This system may be simplified to:

\(\displaystyle \frac{h}{\sqrt{r^2+h^2}}=\lambda\left(\frac{r}{3} \right)\)

\(\displaystyle \frac{2r^2+h^2}{\sqrt{r^2+h^2}}=\lambda\left(\frac{2hr}{3} \right)\)

Solving both equation for $\lambda$ and equating, we obtain:

\(\displaystyle \lambda=\frac{3h}{r\sqrt{r^2+h^2}}=\frac{3(2r^2+h^2)}{2hr\sqrt{r^2+r^2}}\)

This implies:

\(\displaystyle h^2=2r^2\)

Substituting into the constraint for $r^2$, we find:

\(\displaystyle \frac{\pi}{3}h\left(\frac{h^2}{2} \right)-V=0\)

Solving for $h$ we obtain:

\(\displaystyle h=\sqrt[3]{\frac{6V}{\pi}}\)

and so:

\(\displaystyle r=\frac{h}{\sqrt{2}}=\frac{\sqrt[3]{\frac{6V}{\pi}}}{\sqrt{2}}\)

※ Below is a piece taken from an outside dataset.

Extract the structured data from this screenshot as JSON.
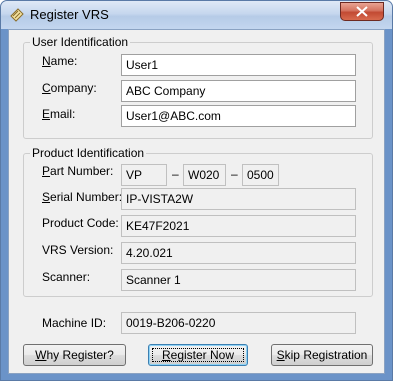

Now, since \(\displaystyle V=10\text{ mL}\), and \(\displaystyle 1\text{ mL}=1\text{ cm}^3\), we find that $r$ and $h$ in cm are:

\(\displaystyle h=\sqrt[3]{\frac{60}{\pi}}\)

\(\displaystyle r=\frac{\sqrt[3]{\frac{60}{\pi}}}{\sqrt{2}}\)

To Eggy and any other guests viewing this topic, I invite and encourage you to post other optimization problems in our Calculus forum.

Best Regards,



Feb 1, 2012
Well, since I don't know about Lagrange Multipliers, this is how I would have done it:

[tex]A=\pi r\sqrt{r^2+h^2}[/tex]


Keeping in mind that V is a constant (in this case 10).

Since we're minimizing the area, we need to differentiate A, but having r and h as variables, we need to use the expression for V to get h in terms or r, or r in terms of h. I'm going with h in terms of r.


[tex]h = \dfrac{3V}{\pi r^2}[/tex]

Substituting in the area expression:

[tex]A=\pi r\sqrt{r^2+\dfrac{9V^2}{\pi^2 r^4}}[/tex]

Or we could write it like this:

[tex]A=\sqrt{\pi^2r^2\left(r^2+\dfrac{9V^2}{\pi^2 r^4}\right)}[/tex]

[tex]A=\sqrt{\pi^2r^4 + \dfrac{9V^2}{r^2}}[/tex]

Differentiate and set to zero for optimum:

[tex]A'=\dfrac12 \left(\pi^2r^4 + \dfrac{9V^2}{r^2}\right)^{-0.5} \cdot \left(4\pi^2r^3 - \dfrac{18V^2}{r^3}\right) = 0[/tex]

[tex]\dfrac{\left(2\pi^2r^3 - \dfrac{9V^2}{r^3}\right)}{\sqrt{\pi^2r^4 + \dfrac{9V^2}{r^2}}}=0[/tex]

[tex]2\pi^2r^3 - \dfrac{9V^2}{r^3} = 0[/tex]

[tex]r = \sqrt[3]{\dfrac{3V}{\sqrt{2}\pi}}[/tex]

The height is then:

[tex]h = \dfrac{3V}{\pi \left(\sqrt[3]{\dfrac{3V}{\sqrt{2}\pi}}\right)^2}[/tex]

Simplified to:

[tex]h = \sqrt[3]{\dfrac{6V}{\pi}}[/tex]

Which are both the same as what Mark obtained. (Happy)

My method just maybe is a little longer/tedious because of many simplifications involved, but that's using the tools I know.